Another Ringed Planet?
◆ For many years, Saturn was thought to be the only planet in our solar system with rings. However, a new observation of Uranus indicates that it, too, may have rings. The rings were discovered when the distant planet was observed from a flying laboratory as it eclipsed a distant star. Light from the star blinked out five times both before and after the planet itself blocked the light, indicating the possible existence of at least five rings. Four inner rings are thought to be about 10 kilometers (6 miles) across, and the outer ring, 100 kilometers (62 miles) across. They cannot be observed by earth-bound telescopes.
“Beefalo” Update
◆ The cross between cattle and buffalo developed by a California rancher is beginning to take hold with U.S. farmers. Pennsylvania farmer Larry Lowers says: “We were raising Herefords before, and like every other farmer we were going into the hole.
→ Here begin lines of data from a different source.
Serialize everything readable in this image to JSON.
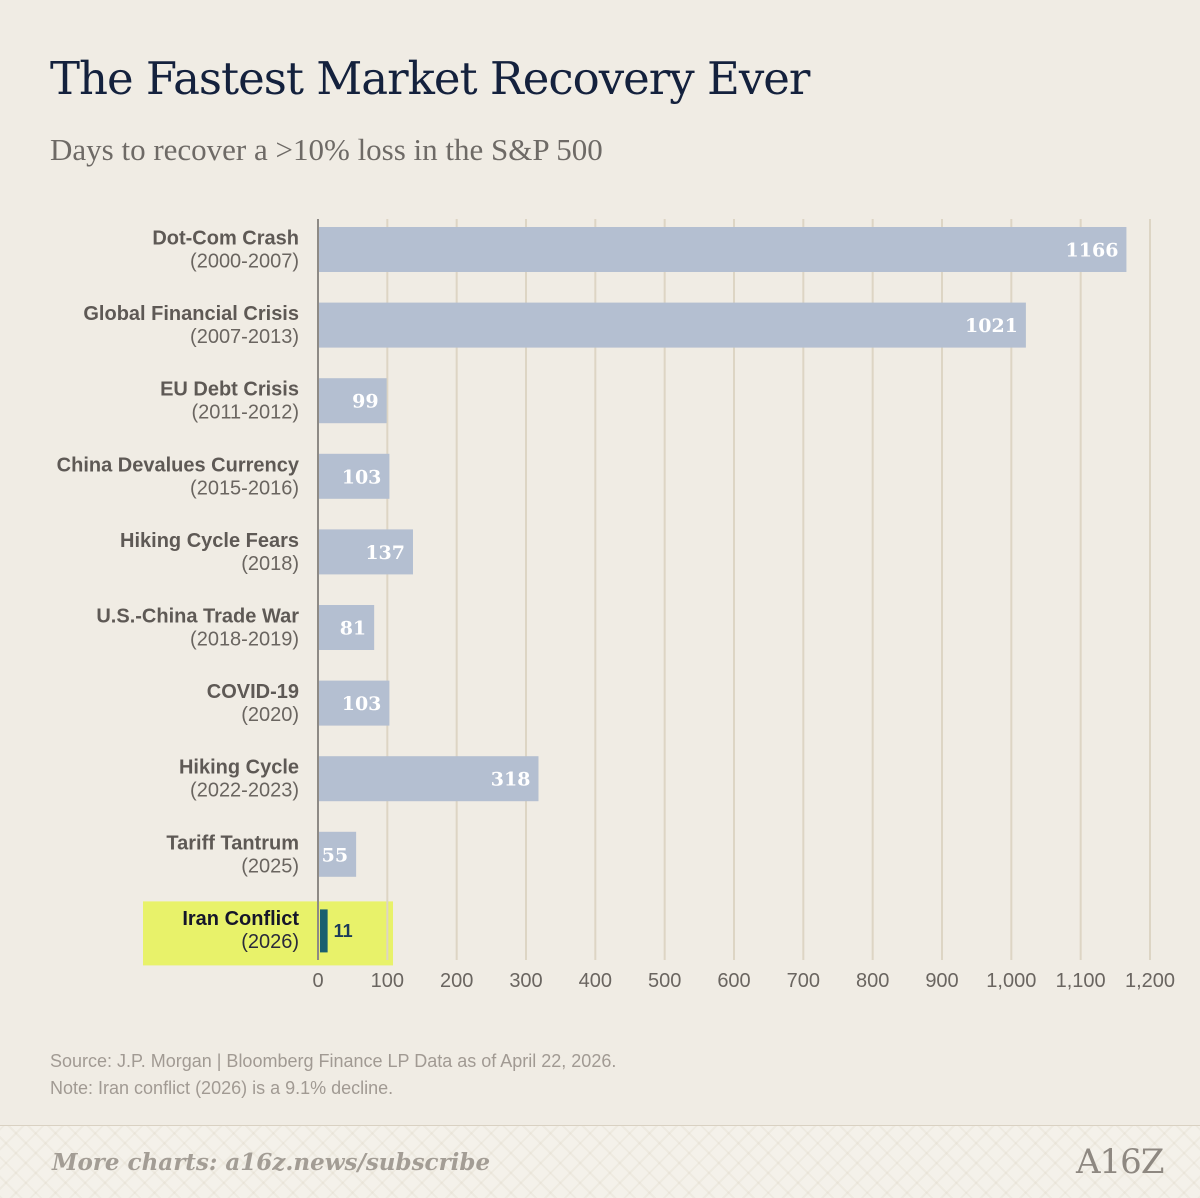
{
  "chart_data": {
    "type": "bar",
    "orientation": "horizontal",
    "title": "The Fastest Market Recovery Ever",
    "subtitle": "Days to recover a >10% loss in the S&P 500",
    "categories": [
      {
        "name": "Dot-Com Crash",
        "years": "(2000-2007)",
        "value": 1166,
        "label": "1166",
        "highlight": false
      },
      {
        "name": "Global Financial Crisis",
        "years": "(2007-2013)",
        "value": 1021,
        "label": "1021",
        "highlight": false
      },
      {
        "name": "EU Debt Crisis",
        "years": "(2011-2012)",
        "value": 99,
        "label": "99",
        "highlight": false
      },
      {
        "name": "China Devalues Currency",
        "years": "(2015-2016)",
        "value": 103,
        "label": "103",
        "highlight": false
      },
      {
        "name": "Hiking Cycle Fears",
        "years": "(2018)",
        "value": 137,
        "label": "137",
        "highlight": false
      },
      {
        "name": "U.S.-China Trade War",
        "years": "(2018-2019)",
        "value": 81,
        "label": "81",
        "highlight": false
      },
      {
        "name": "COVID-19",
        "years": "(2020)",
        "value": 103,
        "label": "103",
        "highlight": false
      },
      {
        "name": "Hiking Cycle",
        "years": "(2022-2023)",
        "value": 318,
        "label": "318",
        "highlight": false
      },
      {
        "name": "Tariff Tantrum",
        "years": "(2025)",
        "value": 55,
        "label": "55",
        "highlight": false
      },
      {
        "name": "Iran Conflict",
        "years": "(2026)",
        "value": 11,
        "label": "11",
        "highlight": true
      }
    ],
    "xlim": [
      0,
      1200
    ],
    "xticks": [
      0,
      100,
      200,
      300,
      400,
      500,
      600,
      700,
      800,
      900,
      1000,
      1100,
      1200
    ],
    "xtick_labels": [
      "0",
      "100",
      "200",
      "300",
      "400",
      "500",
      "600",
      "700",
      "800",
      "900",
      "1,000",
      "1,100",
      "1,200"
    ],
    "grid": "vertical",
    "colors": {
      "bar": "#b4bfd1",
      "highlight_bar": "#1a5f6f",
      "highlight_background": "#e8f26a",
      "grid": "#ddd5c4",
      "axis": "#8e8a85",
      "background": "#f0ece4"
    }
  },
  "source": "Source: J.P. Morgan | Bloomberg Finance LP Data as of April 22, 2026.",
  "note": "Note: Iran conflict (2026) is a 9.1% decline.",
  "cta": "More charts: a16z.news/subscribe",
  "logo_text": "A16Z"
}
This is going to pay off.” He had experimented by raising calves of “beefalo,” Hereford, Holstein and Black Angus together on pasture grass and other roughage. The “beefalo” grew to 1,000 pounds (450 kilograms), while the others only reached about half that weight, he reports. It withstood disease and weather far better than the other animals and saved tons of feed grain. Lowers also claims that “beefalo” leaves less than half the percentage of waste of regular beef when slaughtered.
Shorter Workweek?
◆ The five-day workweek, so common in much of the industrial world, gets a cool reception in Japan. Several government agencies refused to try the shortened week in experimental programs, and banks postponed indefinitely a scheduled switch from six days to five. The Daily Yomiuri reports that recently the nation’s school boards also refused to enforce a trial five-day workweek proposed by the Ministry of Education. Why the resistance to shorter hours? Many observers believe one reason is that Japanese people like to work. Even when given Saturdays off, many will go in anyway without extra pay. Staying at work after quitting time also is common.
Speed Limit Pays
◆ According to the National Safety Council, at least 27,000 American lives have been saved in the past three years by the 55-mile-per-hour (89-kilometer-per-hour) speed limit. The toll has dropped from 55,511 deaths in 1973 to about 47,000 in 1976.